Monday, 25 January 2010

Chinese Tycoon Emerges to Grab Chilean Iron Ore Mine

Li Zihao, a low-profile entrepreneur and president of Rixin Development Company, of Shunde, Guangdong, announced over Christmas that all legal formalities for acquiring a 70+% stake in a Chilean iron ore project by his company were completed in October. Li’s company gained control of mineral rights of three mines with reserves of 3-5 billion tons for a reported 13 billion yuan.

2 comments:

Guanyu said...

Chinese Tycoon Emerges to Grab Chilean Iron Ore Mine

By CSC staff, Shanghai
08 January 2010

Li Zihao, a low-profile entrepreneur and president of Rixin Development Company, of Shunde, Guangdong, announced over Christmas that all legal formalities for acquiring a 70+% stake in a Chilean iron ore project by his company were completed in October. Li’s company gained control of mineral rights of three mines with reserves of 3-5 billion tons for a reported 13 billion yuan.
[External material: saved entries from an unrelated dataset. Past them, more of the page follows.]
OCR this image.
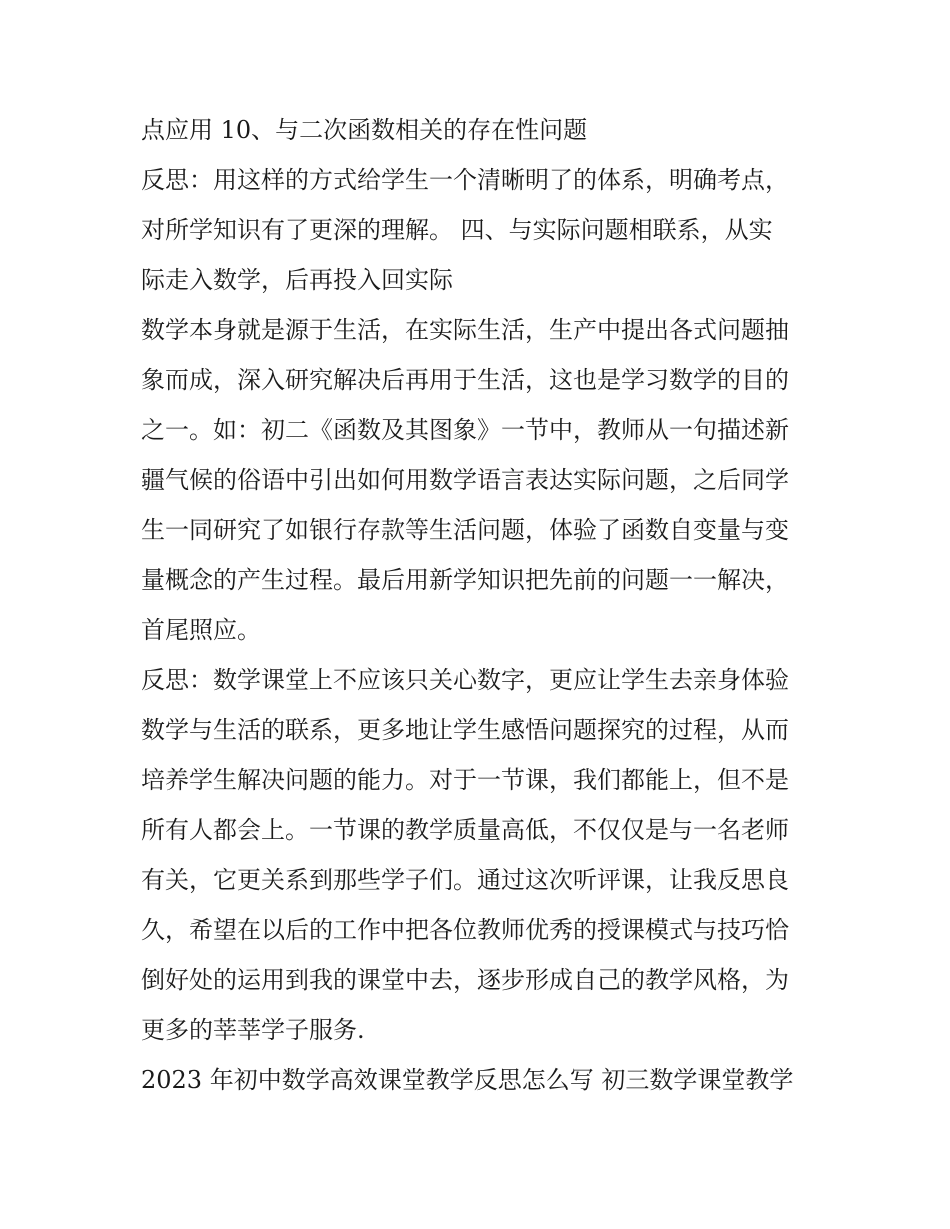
点应用 10、与二次函数相关的存在性问题
反思：用这样的方式给学生一个清晰明了的体系，明确考点，
对所学知识有了更深的理解。 四、与实际问题相联系，从实
际走入数学，后再投入回实际
数学本身就是源于生活，在实际生活，生产中提出各式问题抽
象而成，深入研究解决后再用于生活，这也是学习数学的目的
之一。如：初二《函数及其图象》一节中，教师从一句描述新
疆气候的俗语中引出如何用数学语言表达实际问题，之后同学
生一同研究了如银行存款等生活问题，体验了函数自变量与变
量概念的产生过程。最后用新学知识把先前的问题一一解决，
首尾照应。
反思：数学课堂上不应该只关心数字，更应让学生去亲身体验
数学与生活的联系，更多地让学生感悟问题探究的过程，从而
培养学生解决问题的能力。对于一节课，我们都能上，但不是
所有人都会上。一节课的教学质量高低，不仅仅是与一名老师
有关，它更关系到那些学子们。通过这次听评课，让我反思良
久，希望在以后的工作中把各位教师优秀的授课模式与技巧恰
倒好处的运用到我的课堂中去，逐步形成自己的教学风格，为
更多的莘莘学子服务.
2023 年初中数学高效课堂教学反思怎么写 初三数学课堂教学
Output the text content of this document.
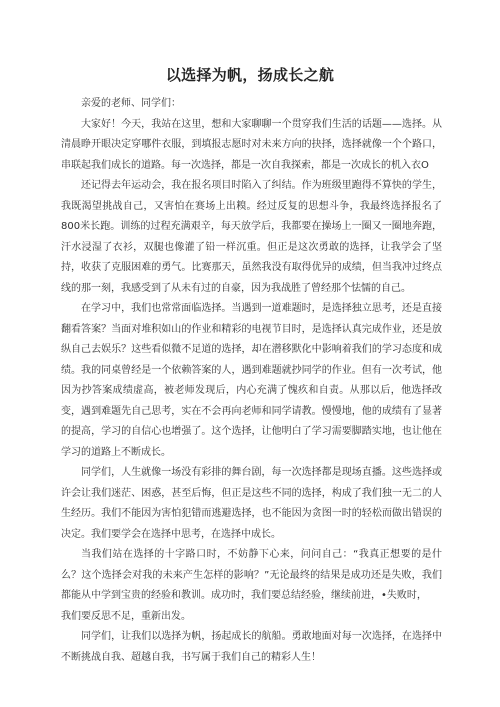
以选择为帆，扬成长之航

亲爱的老师、同学们：

大家好！今天，我站在这里，想和大家聊聊一个贯穿我们生活的话题——选择。从清晨睁开眼决定穿哪件衣服，到填报志愿时对未来方向的抉择，选择就像一个个路口，串联起我们成长的道路。每一次选择，都是一次自我探索，都是一次成长的机入衣O

还记得去年运动会，我在报名项目时陷入了纠结。作为班级里跑得不算快的学生，我既渴望挑战自己，又害怕在赛场上出糗。经过反复的思想斗争，我最终选择报名了800米长跑。训练的过程充满艰辛，每天放学后，我都要在操场上一圈又一圈地奔跑，汗水浸湿了衣衫，双腿也像灌了铅一样沉重。但正是这次勇敢的选择，让我学会了坚持，收获了克服困难的勇气。比赛那天，虽然我没有取得优异的成绩，但当我冲过终点线的那一刻，我感受到了从未有过的自豪，因为我战胜了曾经那个怯懦的自己。

在学习中，我们也常常面临选择。当遇到一道难题时，是选择独立思考，还是直接翻看答案？当面对堆积如山的作业和精彩的电视节目时，是选择认真完成作业，还是放纵自己去娱乐？这些看似微不足道的选择，却在潜移默化中影响着我们的学习态度和成绩。我的同桌曾经是一个依赖答案的人，遇到难题就抄同学的作业。但有一次考试，他因为抄答案成绩虚高，被老师发现后，内心充满了愧疚和自责。从那以后，他选择改变，遇到难题先自己思考，实在不会再向老师和同学请教。慢慢地，他的成绩有了显著的提高，学习的自信心也增强了。这个选择，让他明白了学习需要脚踏实地，也让他在学习的道路上不断成长。

同学们，人生就像一场没有彩排的舞台剧，每一次选择都是现场直播。这些选择或许会让我们迷茫、困惑，甚至后悔，但正是这些不同的选择，构成了我们独一无二的人生经历。我们不能因为害怕犯错而逃避选择，也不能因为贪图一时的轻松而做出错误的决定。我们要学会在选择中思考，在选择中成长。

当我们站在选择的十字路口时，不妨静下心来，问问自己：“我真正想要的是什么？这个选择会对我的未来产生怎样的影响？”无论最终的结果是成功还是失败，我们都能从中学到宝贵的经验和教训。成功时，我们要总结经验，继续前进，•失败时，

我们要反思不足，重新出发。

同学们，让我们以选择为帆，扬起成长的航船。勇敢地面对每一次选择，在选择中不断挑战自我、超越自我，书写属于我们自己的精彩人生！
With yet another new round of iron ore supply negotiations around the corner, Li says: “We want to break the monopoly of the international iron ore giants.”
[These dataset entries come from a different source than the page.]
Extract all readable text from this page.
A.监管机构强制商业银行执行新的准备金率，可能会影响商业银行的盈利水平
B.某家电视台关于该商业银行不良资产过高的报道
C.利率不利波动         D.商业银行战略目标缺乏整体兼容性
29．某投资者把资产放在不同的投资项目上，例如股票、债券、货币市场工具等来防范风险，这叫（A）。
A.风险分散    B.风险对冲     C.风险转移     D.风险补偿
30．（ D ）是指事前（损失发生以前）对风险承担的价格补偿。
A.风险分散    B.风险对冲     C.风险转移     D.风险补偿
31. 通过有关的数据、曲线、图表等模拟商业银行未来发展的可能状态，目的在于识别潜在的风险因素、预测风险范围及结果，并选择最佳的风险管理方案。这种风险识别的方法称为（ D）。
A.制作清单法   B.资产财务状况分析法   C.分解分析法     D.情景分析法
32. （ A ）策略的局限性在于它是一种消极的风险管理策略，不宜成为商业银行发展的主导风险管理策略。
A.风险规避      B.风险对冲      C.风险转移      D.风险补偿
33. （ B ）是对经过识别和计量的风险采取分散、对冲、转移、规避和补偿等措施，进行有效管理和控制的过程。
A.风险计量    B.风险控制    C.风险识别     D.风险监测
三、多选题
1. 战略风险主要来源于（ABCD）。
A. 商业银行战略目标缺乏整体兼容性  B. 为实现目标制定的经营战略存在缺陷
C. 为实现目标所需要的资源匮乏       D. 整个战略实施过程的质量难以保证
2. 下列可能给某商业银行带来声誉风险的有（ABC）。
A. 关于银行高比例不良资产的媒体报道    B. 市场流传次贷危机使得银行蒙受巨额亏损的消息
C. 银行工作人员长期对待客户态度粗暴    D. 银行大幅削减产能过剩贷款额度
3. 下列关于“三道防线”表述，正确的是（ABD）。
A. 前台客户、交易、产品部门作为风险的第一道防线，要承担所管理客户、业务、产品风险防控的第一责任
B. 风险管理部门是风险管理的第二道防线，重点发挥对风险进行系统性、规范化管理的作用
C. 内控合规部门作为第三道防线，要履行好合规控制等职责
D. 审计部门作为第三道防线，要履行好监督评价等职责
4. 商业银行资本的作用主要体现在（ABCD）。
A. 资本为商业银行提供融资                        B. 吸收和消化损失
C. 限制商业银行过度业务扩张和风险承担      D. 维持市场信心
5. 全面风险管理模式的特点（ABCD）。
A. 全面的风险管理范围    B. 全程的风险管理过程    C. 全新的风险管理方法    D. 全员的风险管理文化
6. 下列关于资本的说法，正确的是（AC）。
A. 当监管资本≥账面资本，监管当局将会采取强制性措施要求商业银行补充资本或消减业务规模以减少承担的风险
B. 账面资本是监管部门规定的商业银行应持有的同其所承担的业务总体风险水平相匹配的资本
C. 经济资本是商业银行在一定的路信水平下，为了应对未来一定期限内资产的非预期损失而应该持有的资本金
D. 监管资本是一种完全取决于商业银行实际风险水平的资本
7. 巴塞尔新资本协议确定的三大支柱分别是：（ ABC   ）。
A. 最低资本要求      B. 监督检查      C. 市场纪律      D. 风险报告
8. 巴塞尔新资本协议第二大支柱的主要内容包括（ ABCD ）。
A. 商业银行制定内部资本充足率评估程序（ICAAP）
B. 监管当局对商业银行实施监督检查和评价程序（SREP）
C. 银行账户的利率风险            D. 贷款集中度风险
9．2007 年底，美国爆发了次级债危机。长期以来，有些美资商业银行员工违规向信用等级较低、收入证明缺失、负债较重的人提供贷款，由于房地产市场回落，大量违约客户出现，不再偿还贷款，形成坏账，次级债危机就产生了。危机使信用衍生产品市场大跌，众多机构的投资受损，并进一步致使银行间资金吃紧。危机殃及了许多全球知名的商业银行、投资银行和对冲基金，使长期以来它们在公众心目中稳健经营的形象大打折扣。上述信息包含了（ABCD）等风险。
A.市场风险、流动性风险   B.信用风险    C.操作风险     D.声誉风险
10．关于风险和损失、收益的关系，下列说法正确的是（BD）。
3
Li’s involvement in mining is being supported by three major central enterprises. China Minmetals Zhuhai Corporation is set to market the ore, COSCO Logistics will transport it, and China Communications Construction Company (CCCC) will assist in building railway lines and terminal facilities.

Insiders view this acquisition as important. 2010 Price negotiations with the three iron ore supply giants will begin soon. Minmetals claims the iron FOB price for this project will be 30% below that of Vale’s offering to the Asian market this year. Recently, Wuhan Iron and Steel and a Venezuelan iron ore mining company reached an agreement on a long-term price, and invested $400 million in MMX, a subsidiary of the Brazilian EBX Group.
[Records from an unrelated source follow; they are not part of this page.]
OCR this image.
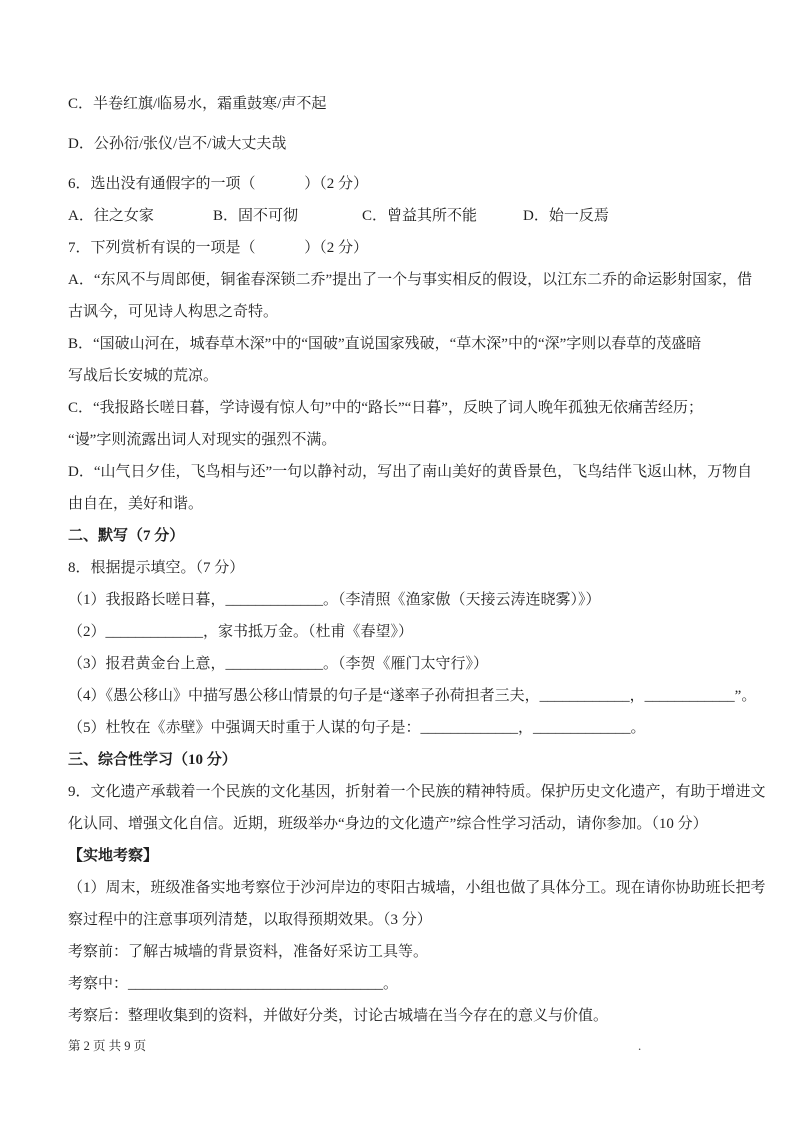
C．半卷红旗/临易水，霜重鼓寒/声不起
D．公孙衍/张仪/岂不/诚大丈夫哉
6．选出没有通假字的一项（             ）（2 分）
A．往之女家	B．固不可彻	C．曾益其所不能	D．始一反焉
7．下列赏析有误的一项是（             ）（2 分）
A．“东风不与周郎便，铜雀春深锁二乔”提出了一个与事实相反的假设，以江东二乔的命运影射国家，借
古讽今，可见诗人构思之奇特。
B．“国破山河在，城春草木深”中的“国破”直说国家残破，“草木深”中的“深”字则以春草的茂盛暗
写战后长安城的荒凉。
C．“我报路长嗟日暮，学诗谩有惊人句”中的“路长”“日暮”，反映了词人晚年孤独无依痛苦经历；
“谩”字则流露出词人对现实的强烈不满。
D．“山气日夕佳，飞鸟相与还”一句以静衬动，写出了南山美好的黄昏景色，飞鸟结伴飞返山林，万物自
由自在，美好和谐。
二、默写（7 分）
8．根据提示填空。（7 分）
（1）我报路长嗟日暮，_____________。（李清照《渔家傲（天接云涛连晓雾）》）
（2）_____________，家书抵万金。（杜甫《春望》）
（3）报君黄金台上意，_____________。（李贺《雁门太守行》）
（4）《愚公移山》中描写愚公移山情景的句子是“遂率子孙荷担者三夫，____________，____________”。
（5）杜牧在《赤壁》中强调天时重于人谋的句子是：_____________，_____________。
三、综合性学习（10 分）
9．文化遗产承载着一个民族的文化基因，折射着一个民族的精神特质。保护历史文化遗产，有助于增进文
化认同、增强文化自信。近期，班级举办“身边的文化遗产”综合性学习活动，请你参加。（10 分）
【实地考察】
（1）周末，班级准备实地考察位于沙河岸边的枣阳古城墙，小组也做了具体分工。现在请你协助班长把考
察过程中的注意事项列清楚，以取得预期效果。（3 分）
考察前：了解古城墙的背景资料，准备好采访工具等。
考察中：__________________________________。
考察后：整理收集到的资料，并做好分类，讨论古城墙在当今存在的意义与价值。
第 2 页 共 9 页	.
Li Zihao states the annual supply from Chile to the Chinese market between 2010 to 2012 will reach 30 million tons or more and no less than 120 million tons after 2014. The three mines are located 1,000 kilometers north of Chile’s capital of Santiago, covering a total area of 40 square kilometers.

In an interview with 21 Century Business Herald, Li clearly remembers the first time he saw the mine. “At first sight, I was shocked. It’s a big iron lump. When I looked down from 200 meters, lots of ore was sticking out, and it is very easy for mining.” The mines are 50 kilometers from the coastline, where the harbour is sheltered and water 25-30 meters deep in off-shore areas. In 2008, Li’s company spent millions of dollars in assessing the mines. Reports show that reserves of No. 1 and No. 2 mines total 3 billion tons, with No. 3 mine holding more than 2 billion tons.

In Shunde, on south China’s Pearl River Delta, Rixin Development is next to unknown. Founded in 1996 with registered capital of just over 50 million yuan, more than 20 employees work in a commercial office building. Li Zihao graduated from high school in 1980 and has worked in the state-owned Textile Import & Export Company. In 1995, he founded his own company. At present, his company works a gold mine in Guangxi, molybdenum ore and coal mines in Guizhou, and coal mines in Australia.

In 1998, Rixin entered the automobile industry by acquiring an automobile factory in Chengdu for 24 million yuan. In 2008, the company acquired Jiangsu Mudan Automobile, listed on Hong Kong’s GEM. At the end of 2006, Li, with the help of Chinese friends, went to Chile alone and visited and negotiated with more than 100 mining enterprises, identifying his acquisition target in early 2007. “We have talked with them for more than a year, and in 2008 we expanded the results and finally got a 76% share of three mines and finished all legal formalities,” he says.

Li Zihao says the purchase price for the mines is in a different world compared to the sums Baosteel and Wuhan Iron and Steel are paying for mines abroad. “They spend money like they are buying Italian furniture, while our prices are as low as buying Chinese lumber.”

The acquisition will be finished through Rixin Development Holdings in Hong Kong. A certain percentage of the funds will be paid down and the rest gradually paid off when the project achieves sufficient size. Part of the first sum is to come from shareholders of the Hong Kong company.

Guanyu said...

The 13 billion yuan acquisition fund of is only a part of the total investment. The smooth production of the Chilean iron ore requires huge investment--for railway and port terminal, power plants and reactor mines, and other facilities. Li says that such projects are to be assumed by CCCC.

At present, Chile Yilong Mining, Ltd., a wholly owned Hong Kong Rixin Development subsidiary, is in full swing in preliminaries such as mining applications and is plotting the layout of the Chinese market. According to the projections, Yilong will supply 3 million tons of iron ore to domestic iron and steel enterprises through China Minmetals in 2010. Minmetals will likely cooperate with Rixin for shares of iron ore.

COSCO Logistics will take care of the transport of the Chilean ore. The cooperation between Rixin Development and CCCC is through cross-shareholding. CCCC will soon send people to Chile to prepare for the port and railway construction.